P.S. i typed this today, 23rd, june, sat, y is it still dated on monday when i publish?
in the midst of the busy-ness
another meeting on wed. quoted by my darling,"your meeting is ur exam." i really think so, n i think it's more scary. i'm afraid of meetings, cos it'll be the time where i'll realise i don't know so many things. perhaps, i should see it in a more positive light, that is, it's time when i gain some knowledge. =) but it's not for me to see. not me alone.i really hope that i'll be a much better researcher in time to come. <-written last nite
did preps for the meeting later the whole of yest. time flies! n up till now, i'm still doing. hopefully, they're the correct things. i'll have to learn to take everything in stride.
work aside, i miss my friends. i miss hoho. i always get a surprise when i see her sms. like wow! u still rem me. lol. i'll do some catching up w friends after all these come to a halt. till then!
Wednesday, June 13, 2007
a busy bee
this is bumble the bee, he says hi to u. SMACK! there goes bumble the bee. ha! pweesy, do u rem this?i'm as bz as a nerdy bee. reading n reading, absorbing some knowledge but filtering off others. bad way of reading. but, oh well, i'll learn to control my brain. but 1stly, i need to kill the laziness in me! it's a challenge to concentrate after a meal. i can't do it sometimes, it's as if my brain keeps telling me that it's enough. but i feel that it's not! a struggle in myself.
i'm blogging in the midst of my busy-ness to remind myself that i was once in this shitterdeedoodle. tho i can sense there's more to come. not yet, but soon. a bit more to go, n i can be free once again! perhaps a little treat for myself. boo boo.
back to cracking my brain n concentrating! =(
taking baby steps in improving my temper. =) *work in progress*
Monday, June 04, 2007
bad-tempered-ness
i realised i don't know how to give relevant n good titles! haha! it's time i should admit something. oh well, i'm beginning to feel that i can't control my temper, my emotions. i'm losing that grip, n it's worrying! i used to tell myself that i have to control my temper lest it controls me! but i think the latter's happening now. it's time i should shake myself up!i know i've not been the nicest i can be. i know i've become a mean girl. i know i've made pple, especially the darling of mine become less intolerable of me. (tho his tolerance level is way above average) i know i've been bad. i'm sorry. i used to think that controlling laughter was the hardest thing ever!. i think otherwise now. i think my bad-temperedness is the hardest to control thing now! such is the irony of life. how? i don't know how to psycho myself to change, or to control myself during the necessary times. but somehow, don't know how, i know i have to. i know i have to untwine this temper of mine. it has been slowly, steadily entwining around me, n i hate it. much as i feel apologetic, the best way out now is to show the change in me. the change in attitude (temper) would triumph over 100 sorrys, isn't it? action still speak louder than words.

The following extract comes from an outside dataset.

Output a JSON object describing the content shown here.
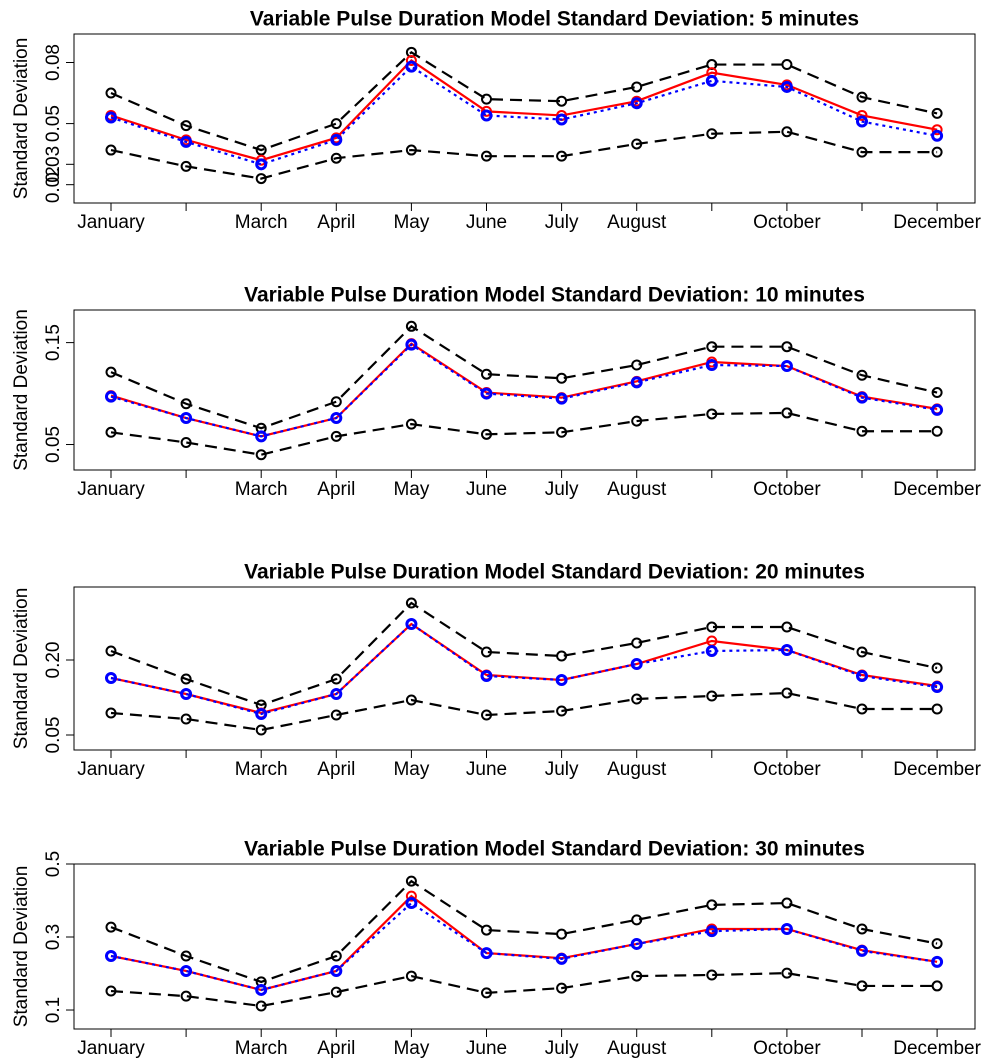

implementation(s): first and foremost, i need to take out that determination n perseverance in me! we'll see! i hope to see success. n i hope that in time to come, very soon, i can smell success.
Friday, June 01, 2007
FRIDAY!
yesterday marked the most memorable day of my life! *don't tell u why* hahaha!did alot of reading yesterday, to prepare for today's meeting. just ended bout 2 1/2 hrs ago, n i realised i've got a good boss. something to feel happy about. =D went for dinner in nuh w my colleagues. heh. i'm quite happy here, but work can be quite stressful. huh.
haven't been blogging alot cos my lappie has died on me! time to get a new one!
anyway, nothing much to blog about recently, it's quite work n more work. reading n more reading. i've got such an interesting life. i quite enjoy working here, the environment n all. but oh well, take one step at a time.
ok, i'm really running out on topics already. will blog soon!